The body, which was given the identity of a Royal Marine called Major William Martin, was dropped into the sea off Spain in 1943. After the tides carried Major Martin's body into the clutches of Nazi agents, Hitler and his High Command became convinced that Greece was the target.

It was claimed that Mincemeat's chief planner, Lt Cdr Ewen Montagu, was so intent on deceiving the Germans that he stole the body of a crew member from HMS Dasher, an RN aircraft carrier that exploded off the Scottish coast in March 1943.

In 2003, a documentary based on research by Colin Gibbon, a former police officer, claimed that Major Martin was the Dasher sailor, ABS Tom Martin. Then in 2004, official sanction appeared to be given to another candidate, ABS Martin's crewmate, Coder John Melville. At a memorial service off the coast of Cyprus, on board the current HMS Dasher, a patrol vessel, Lt Cdr Mark Hill named Coder Melville as Major Martin.

Isobel Mackay, the wartime sailor's daughter, said "I feel very honoured if my father saved 30,000 lives in the invasion". However, Prof Dennis Smyth, of Toronto University, whose book, Operation Mincemeat: Death, Deception and the Mediterranean D-Day is due to be published this year, said he has laid to rest such 'conspiracy theories'.

During his research, he came across a 'most secret' memo written by Lt Cdr Montagu, which Prof Smyth said proved the body of Mr Michael, who was mentally ill and died after ingesting rat poison, was used. Mr Michael was previously proposed as The Man Who Never Was by an amateur historian in 1996. The memo, found by Prof Smyth, was written after the body had been buried in Spain and addressed fears among senior officers that it would be exhumed for a second post-mortem examination that would confirm Major Martin was a fake.

In the memo, Lt Cdr Montagu reported a conversation he had with coroner Dr William Bentley Purchase: "Mincemeat (the corpse) took a minimal dose of rat poison containing phosphorus. This dose was not sufficient to kill him outright and its only effect was to so impair the functioning of his liver that he died a little time afterwards. Apart from the smallness of the dose, the next point is that phosphorus is not one of the poisons readily traceable after long periods, such as arsenic, which invades the roots of the hair."
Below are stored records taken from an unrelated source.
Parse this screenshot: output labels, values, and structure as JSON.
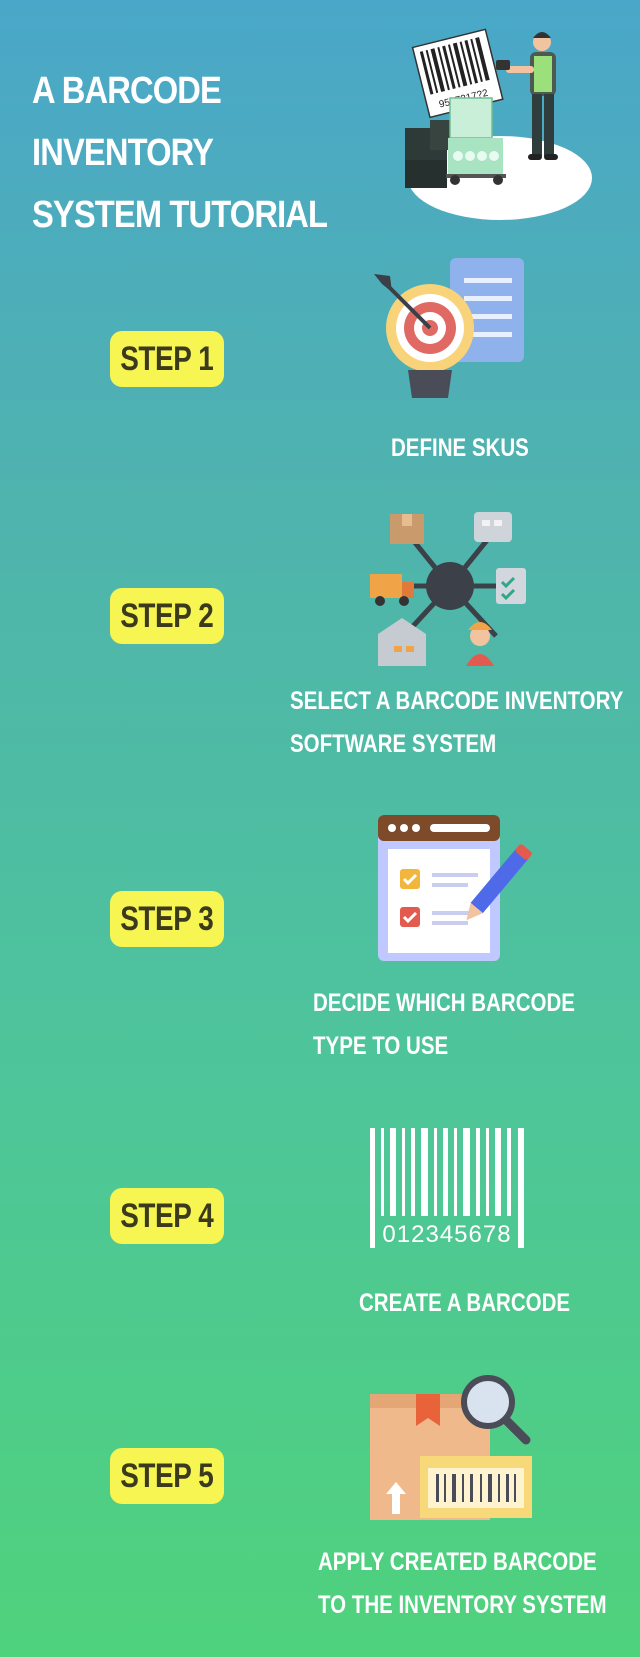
{
  "header": {
    "title_line1": "A BARCODE INVENTORY",
    "title_line2": "SYSTEM TUTORIAL",
    "hero_barcode_number": "9507217?2"
  },
  "steps": [
    {
      "badge": "STEP 1",
      "lines": [
        "DEFINE SKUS"
      ],
      "icon": "target-lightbulb-icon"
    },
    {
      "badge": "STEP 2",
      "lines": [
        "SELECT A BARCODE INVENTORY",
        "SOFTWARE SYSTEM"
      ],
      "icon": "network-hub-icon"
    },
    {
      "badge": "STEP 3",
      "lines": [
        "DECIDE WHICH BARCODE",
        "TYPE TO USE"
      ],
      "icon": "checklist-pencil-icon"
    },
    {
      "badge": "STEP 4",
      "lines": [
        "CREATE A BARCODE"
      ],
      "icon": "barcode-icon",
      "barcode_number": "012345678"
    },
    {
      "badge": "STEP 5",
      "lines": [
        "APPLY CREATED BARCODE",
        "TO THE INVENTORY SYSTEM"
      ],
      "icon": "box-scan-icon"
    }
  ],
  "colors": {
    "background_top": "#4aa7c9",
    "background_bottom": "#4fd27c",
    "badge": "#f6f552",
    "badge_text": "#3b3a1c",
    "text": "#ffffff"
  }
}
Prof Smyth said: "What they talk about is whether the traces of the rat poison this person had taken could show up. So the person buried in Spain died from taking rat poison, not drowning. Therefore the corpse is that of Glyndwr Michael.

Asked about the 2004 ceremony on HMS Dasher, Prof Smyth said "It is very embarrassing... I've been able to establish, I think beyond any reasonable doubt, the identity of the corpse involved".

However, John Steele, author of The Secrets of HMS Dasher, insisted that Mr Michael would not have passed muster as a Royal Marine because he was an alcoholic and said he remained convinced that it was Coder Melville. "There is no comparison whatsover between the body of an alcoholic tramp and that of a Royal Marine"' he said.

Mrs Mackay, Coder Melville's daughter, now 70 of Galashiels in the Scottish Borders, said she agreed with Mr Steele. "The whole thing finished for me in Cyprus when the Dasher was honoured and the Navy asked me out there" she said.
 
Interesting mate, thanks!

I read in a book called 'Bodyguard of Lies' (US author, forgotten name...) that a pneumonia victim's body was used, with full permission from his parents. The water in the lungs of said victim was crucial in faking a victim of drowning. I wonder who's right?